Frutuoso Chaves*
Vá lá… Aceito o fato de que sempre me incomodou a incapacidade de diferenciar a coral falsa da verdadeira. Aliás, a questão diz respeito à regra e sua exceção: a falsa é que é a boa.
Houve o tempo em que pensei ter matado a charada: “Vermelha e amarela, cuidado com ela”, ensinava o dito popular no qual punha as vistas, satisfeitíssimo. Eu continuaria a fugir das duas por mera precaução, contudo não mais seria tomado pela dúvida. A junção dos anéis vermelho e preto me livraria do medo em estado mais profundo.
E assim foi até leitura mais séria me ensinar que isso é mito. Isso que li e o que me contava, depois, o filho mais velho, biólogo com alguma especialização em herpetologia. Me ocorre, agora: para que diabo alguém estuda um troço desses? Para agravar os temores de um pai?
Deixemos as cobras para lá, porquanto me assalta outra dúvida até mais inquietante. Será que o corona vírus vai me levar desta para melhor sem que eu tenha tido tempo para aprender a diferença visual entre mandioca e macaxeira?
Uma pode ir à mesa com manteiga de garrafa, carne de sol e vinagrete a fim de me proporcionar um raro instante de felicidade.

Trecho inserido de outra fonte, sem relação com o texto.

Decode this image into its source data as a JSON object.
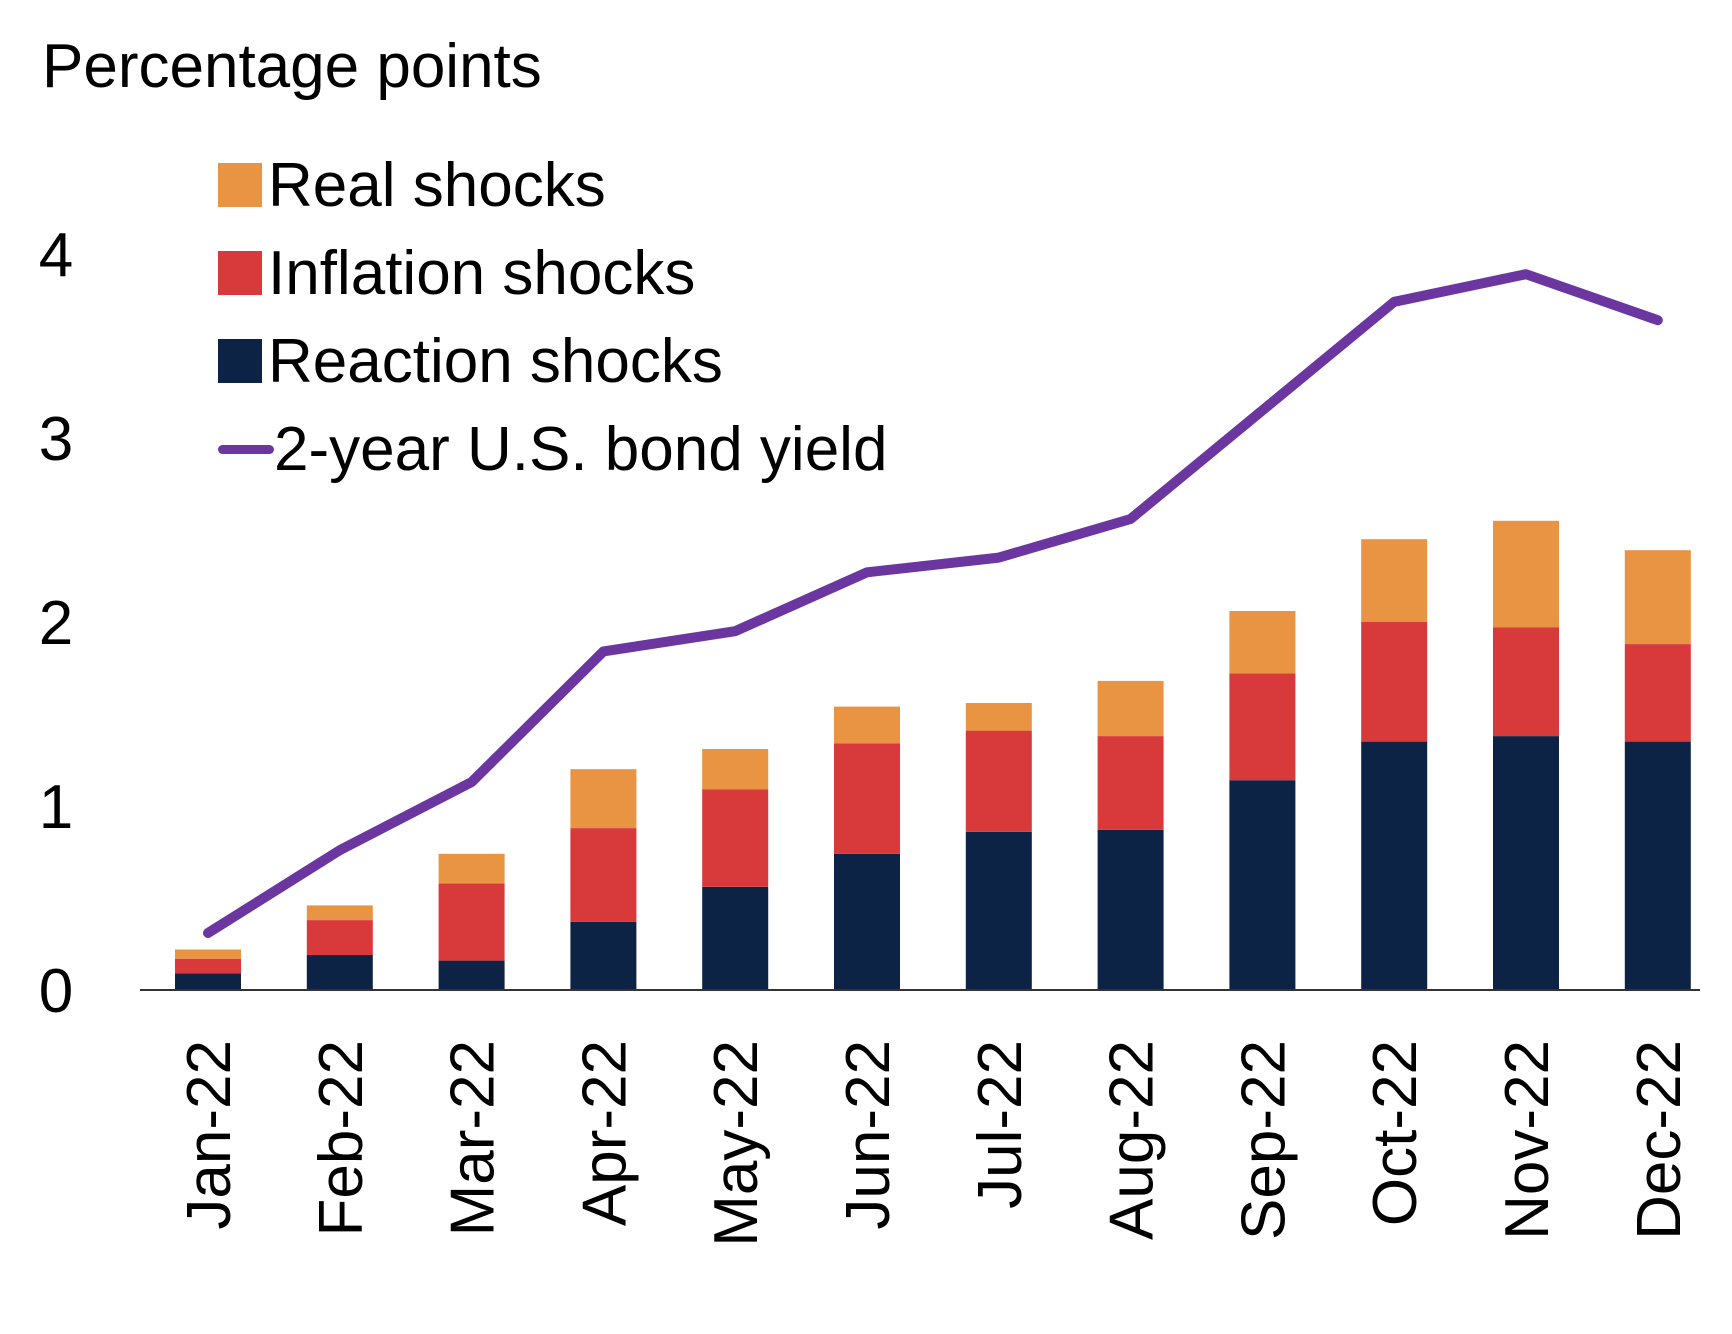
{
  "chart_data": {
    "type": "bar",
    "stacked": true,
    "ylabel": "Percentage points",
    "ylim": [
      0,
      4.3
    ],
    "yticks": [
      0,
      1,
      2,
      3,
      4
    ],
    "categories": [
      "Jan-22",
      "Feb-22",
      "Mar-22",
      "Apr-22",
      "May-22",
      "Jun-22",
      "Jul-22",
      "Aug-22",
      "Sep-22",
      "Oct-22",
      "Nov-22",
      "Dec-22"
    ],
    "series": [
      {
        "name": "Reaction shocks",
        "type": "bar",
        "color": "#0d2346",
        "values": [
          0.09,
          0.19,
          0.16,
          0.37,
          0.56,
          0.74,
          0.86,
          0.87,
          1.14,
          1.35,
          1.38,
          1.35
        ]
      },
      {
        "name": "Inflation shocks",
        "type": "bar",
        "color": "#d8393a",
        "values": [
          0.08,
          0.19,
          0.42,
          0.51,
          0.53,
          0.6,
          0.55,
          0.51,
          0.58,
          0.65,
          0.59,
          0.53
        ]
      },
      {
        "name": "Real shocks",
        "type": "bar",
        "color": "#e99443",
        "values": [
          0.05,
          0.08,
          0.16,
          0.32,
          0.22,
          0.2,
          0.15,
          0.3,
          0.34,
          0.45,
          0.58,
          0.51
        ]
      },
      {
        "name": "2-year U.S. bond yield",
        "type": "line",
        "color": "#6b36a0",
        "values": [
          0.31,
          0.76,
          1.13,
          1.84,
          1.95,
          2.27,
          2.35,
          2.56,
          3.15,
          3.74,
          3.89,
          3.64
        ]
      }
    ],
    "legend_order": [
      "Real shocks",
      "Inflation shocks",
      "Reaction shocks",
      "2-year U.S. bond yield"
    ],
    "legend_position": "top-left"
  }
}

A outra só quando transformada em farinha para as farofas e os pirões nossos de certos dias. Mal cozida, tem ácido cianídrico suficiente para matar um boi. Quem não sabe disso?
Todo mundo sabe. Eu quero ver é saber escolher uma e outra para seu devido uso, ali, na roça, puxando a planta pelo talo e a ela dando o destino da panela, ou da casa de farinha.

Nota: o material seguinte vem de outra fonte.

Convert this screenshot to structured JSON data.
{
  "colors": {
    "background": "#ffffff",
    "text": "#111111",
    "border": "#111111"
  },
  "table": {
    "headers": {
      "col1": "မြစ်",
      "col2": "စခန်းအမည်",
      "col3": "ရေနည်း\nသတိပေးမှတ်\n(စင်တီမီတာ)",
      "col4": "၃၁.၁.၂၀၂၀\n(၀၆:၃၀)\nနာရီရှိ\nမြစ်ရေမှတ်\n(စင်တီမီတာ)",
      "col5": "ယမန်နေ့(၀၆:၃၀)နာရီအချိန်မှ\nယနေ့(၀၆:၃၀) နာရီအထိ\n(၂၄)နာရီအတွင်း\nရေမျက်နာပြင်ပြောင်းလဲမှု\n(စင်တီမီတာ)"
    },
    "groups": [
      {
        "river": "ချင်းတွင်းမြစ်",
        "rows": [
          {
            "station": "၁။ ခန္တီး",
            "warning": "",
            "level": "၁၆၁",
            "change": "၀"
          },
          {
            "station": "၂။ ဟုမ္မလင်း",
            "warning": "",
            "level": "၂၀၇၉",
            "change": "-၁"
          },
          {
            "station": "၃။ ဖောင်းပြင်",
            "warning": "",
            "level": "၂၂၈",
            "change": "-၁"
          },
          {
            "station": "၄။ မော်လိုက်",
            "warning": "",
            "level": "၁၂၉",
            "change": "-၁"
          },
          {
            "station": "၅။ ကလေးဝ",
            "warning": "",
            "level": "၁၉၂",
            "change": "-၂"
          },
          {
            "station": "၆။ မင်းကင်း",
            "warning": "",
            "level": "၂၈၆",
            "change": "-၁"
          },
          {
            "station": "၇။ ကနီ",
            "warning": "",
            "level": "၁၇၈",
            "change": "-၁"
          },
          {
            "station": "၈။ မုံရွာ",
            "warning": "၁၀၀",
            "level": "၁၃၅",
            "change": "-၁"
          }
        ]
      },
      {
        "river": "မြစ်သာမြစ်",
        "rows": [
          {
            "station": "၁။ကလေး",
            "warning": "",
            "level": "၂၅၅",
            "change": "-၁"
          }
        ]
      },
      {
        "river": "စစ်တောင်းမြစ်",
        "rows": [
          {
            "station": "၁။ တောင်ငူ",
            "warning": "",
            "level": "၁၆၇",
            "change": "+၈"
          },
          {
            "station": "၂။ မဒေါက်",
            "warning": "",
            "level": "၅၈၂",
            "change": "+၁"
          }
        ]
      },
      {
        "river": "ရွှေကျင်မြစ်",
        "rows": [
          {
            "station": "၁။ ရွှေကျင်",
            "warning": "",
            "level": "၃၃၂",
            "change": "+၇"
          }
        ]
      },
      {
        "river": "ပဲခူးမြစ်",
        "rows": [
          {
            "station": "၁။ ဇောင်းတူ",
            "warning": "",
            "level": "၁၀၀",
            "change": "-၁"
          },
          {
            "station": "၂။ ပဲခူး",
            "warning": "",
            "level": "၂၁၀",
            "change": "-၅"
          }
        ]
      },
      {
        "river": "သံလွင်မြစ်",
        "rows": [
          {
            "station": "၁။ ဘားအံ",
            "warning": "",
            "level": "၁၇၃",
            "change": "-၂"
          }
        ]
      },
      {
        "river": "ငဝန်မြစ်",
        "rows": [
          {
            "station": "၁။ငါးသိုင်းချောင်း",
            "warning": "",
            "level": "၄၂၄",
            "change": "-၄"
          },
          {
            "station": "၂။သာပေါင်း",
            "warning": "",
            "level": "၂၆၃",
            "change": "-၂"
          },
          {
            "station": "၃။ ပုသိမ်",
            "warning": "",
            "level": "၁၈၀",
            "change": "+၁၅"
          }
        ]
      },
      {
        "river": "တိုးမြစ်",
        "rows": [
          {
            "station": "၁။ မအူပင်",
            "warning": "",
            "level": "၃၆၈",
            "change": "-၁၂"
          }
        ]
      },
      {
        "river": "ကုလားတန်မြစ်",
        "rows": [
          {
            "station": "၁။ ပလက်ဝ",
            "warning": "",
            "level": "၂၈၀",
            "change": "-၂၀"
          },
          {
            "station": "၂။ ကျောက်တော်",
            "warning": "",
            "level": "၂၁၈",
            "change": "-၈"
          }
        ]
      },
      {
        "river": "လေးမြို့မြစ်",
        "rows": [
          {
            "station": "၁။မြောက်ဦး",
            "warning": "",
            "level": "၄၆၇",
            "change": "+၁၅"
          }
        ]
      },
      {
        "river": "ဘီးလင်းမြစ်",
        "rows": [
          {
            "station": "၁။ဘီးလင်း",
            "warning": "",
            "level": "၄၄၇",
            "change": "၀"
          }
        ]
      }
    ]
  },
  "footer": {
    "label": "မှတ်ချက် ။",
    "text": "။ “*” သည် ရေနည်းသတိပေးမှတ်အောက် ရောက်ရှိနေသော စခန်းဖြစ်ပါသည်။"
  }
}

Ah, as casas de farinha… Tive a oportunidade de ver de perto os preparos dessa iguaria nacional quando visitava, pela primeira vez, recém-casado, a fazenda dos sogros e cunhados. Montes de mandioca prontas, noite alta, para o descasque, o esmagamento, a prensagem e a torragem.
Bandos de homens e mulheres barulhentos. Foi não foi, a conversa picante de um macho mais enxerido na eventual ausência da dona da casa, de suas filhas ou noras: “Essa moreninha sabe descascar bem uma mandioca”. E a reação descontraída, risonha: “Vôte… Ô, dona Neuza, venha ouvir essa história”. Resultado: fornalha quente, macho morno.

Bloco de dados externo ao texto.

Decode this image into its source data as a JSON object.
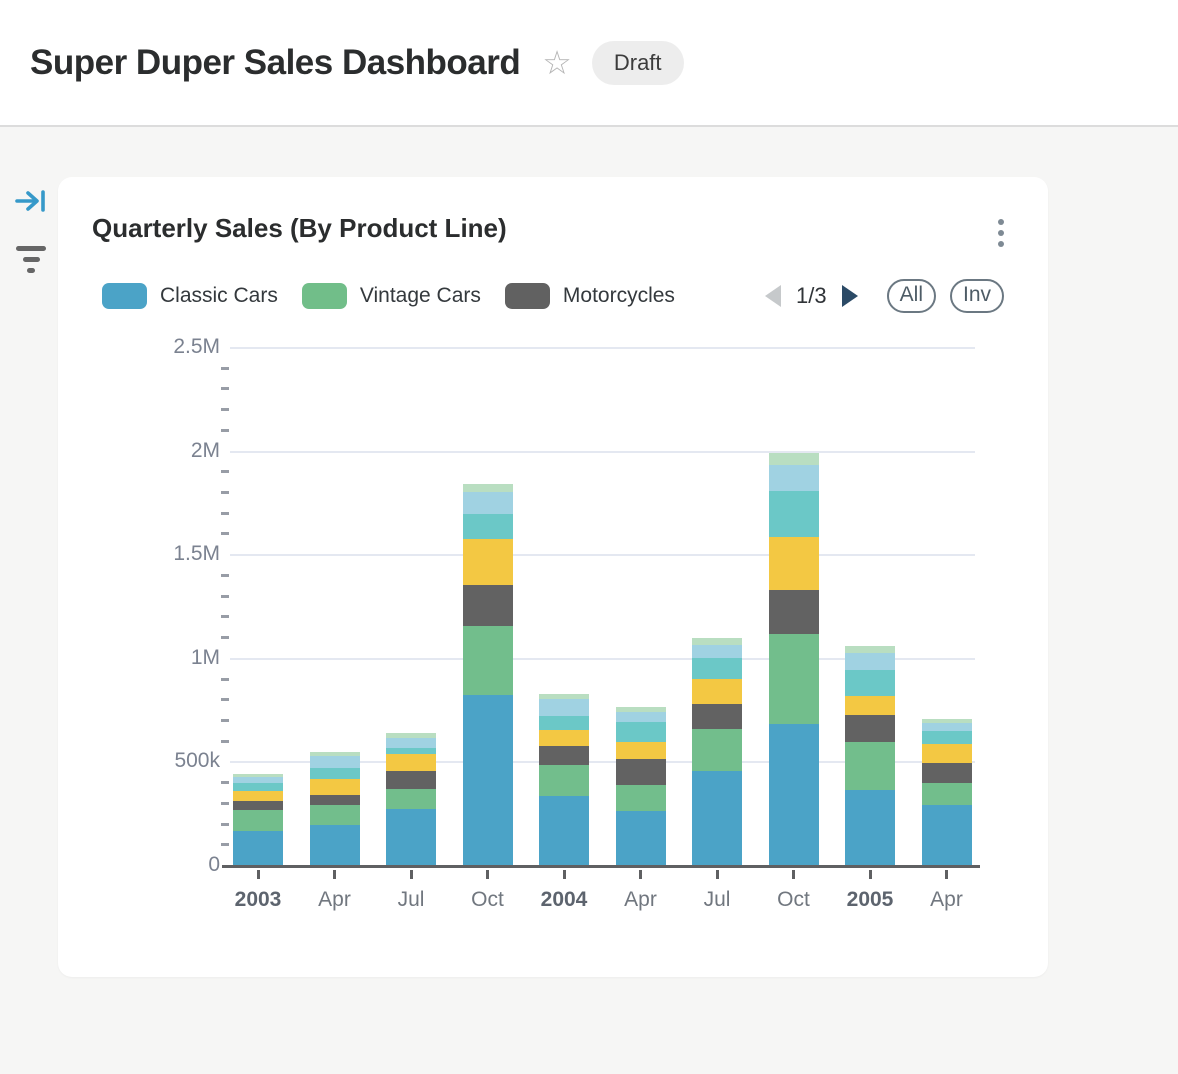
{
  "header": {
    "title": "Super Duper Sales Dashboard",
    "badge": "Draft",
    "star_icon": "star-outline",
    "accent_color": "#3699c9"
  },
  "sidebar": {
    "icons": [
      "collapse-panel-icon",
      "filter-icon"
    ]
  },
  "card": {
    "title": "Quarterly Sales (By Product Line)",
    "menu_icon": "kebab-menu",
    "legend": {
      "visible_items": [
        {
          "label": "Classic Cars",
          "color": "#4BA3C7"
        },
        {
          "label": "Vintage Cars",
          "color": "#71BE89"
        },
        {
          "label": "Motorcycles",
          "color": "#616161"
        }
      ],
      "pagination": {
        "current": "1/3",
        "prev_enabled": false,
        "next_enabled": true
      },
      "buttons": [
        {
          "label": "All"
        },
        {
          "label": "Inv"
        }
      ]
    }
  },
  "chart_data": {
    "type": "bar",
    "stacked": true,
    "title": "Quarterly Sales (By Product Line)",
    "categories": [
      "2003",
      "Apr",
      "Jul",
      "Oct",
      "2004",
      "Apr",
      "Jul",
      "Oct",
      "2005",
      "Apr"
    ],
    "categories_bold": [
      true,
      false,
      false,
      false,
      true,
      false,
      false,
      false,
      true,
      false
    ],
    "series": [
      {
        "name": "Classic Cars",
        "color": "#4BA3C7",
        "values": [
          168000,
          197000,
          273000,
          825000,
          336000,
          264000,
          460000,
          686000,
          369000,
          293000
        ]
      },
      {
        "name": "Vintage Cars",
        "color": "#72BE8C",
        "values": [
          101000,
          96000,
          101000,
          331000,
          153000,
          129000,
          201000,
          436000,
          230000,
          110000
        ]
      },
      {
        "name": "Motorcycles",
        "color": "#626262",
        "values": [
          43000,
          48000,
          86000,
          201000,
          91000,
          125000,
          120000,
          211000,
          129000,
          96000
        ]
      },
      {
        "name": "",
        "color_name": "yellow",
        "color": "#F3C843",
        "values": [
          48000,
          77000,
          82000,
          221000,
          77000,
          82000,
          120000,
          254000,
          91000,
          91000
        ]
      },
      {
        "name": "",
        "color_name": "teal",
        "color": "#6BC8C7",
        "values": [
          43000,
          53000,
          29000,
          120000,
          67000,
          96000,
          101000,
          225000,
          125000,
          62000
        ]
      },
      {
        "name": "",
        "color_name": "light-blue",
        "color": "#A0D2E2",
        "values": [
          29000,
          62000,
          48000,
          105000,
          82000,
          48000,
          67000,
          125000,
          82000,
          38000
        ]
      },
      {
        "name": "",
        "color_name": "pale-green",
        "color": "#B9DEC1",
        "values": [
          10000,
          19000,
          24000,
          43000,
          24000,
          24000,
          34000,
          58000,
          34000,
          19000
        ]
      }
    ],
    "ylim": [
      0,
      2500000
    ],
    "yticks": [
      {
        "label": "0",
        "value": 0
      },
      {
        "label": "500k",
        "value": 500000
      },
      {
        "label": "1M",
        "value": 1000000
      },
      {
        "label": "1.5M",
        "value": 1500000
      },
      {
        "label": "2M",
        "value": 2000000
      },
      {
        "label": "2.5M",
        "value": 2500000
      }
    ],
    "minor_tick_interval": 100000,
    "grid": "horizontal",
    "legend_position": "top"
  }
}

Eu nunca me supus no campo, sol a pino, às voltas com o plantio e a colheita de mandioca, macaxeira, ou qualquer outro vegetal que a Terra nos disponha. Porém, nunca deixei de me incomodar com a absoluta semelhança física entre essas gêmeas de almas tão diferentes. Uma delas mansa, oferecida aos prazeres alheios. A outra dissimulada e letal, se não tratada a ferro e fogo.
A verdade é que devoro um desses pratos prediletos sabendo que minha sorte depende da decência de quem planta e de quem vende macaxeira. Confiar, assim, cegamente, na natureza humana, sem dúvida, é algo que hoje muito me incomoda.
Mas dou, neste momento, o devido desconto: aquele atinente à ocasião, a essa pandemia. O corona é fogo. É bicho que nos impõe o medo, a reclusão e, também, no meu caso, me faz agora pensar em macaxeira quando tenho para o almoço outra coisa no fogão.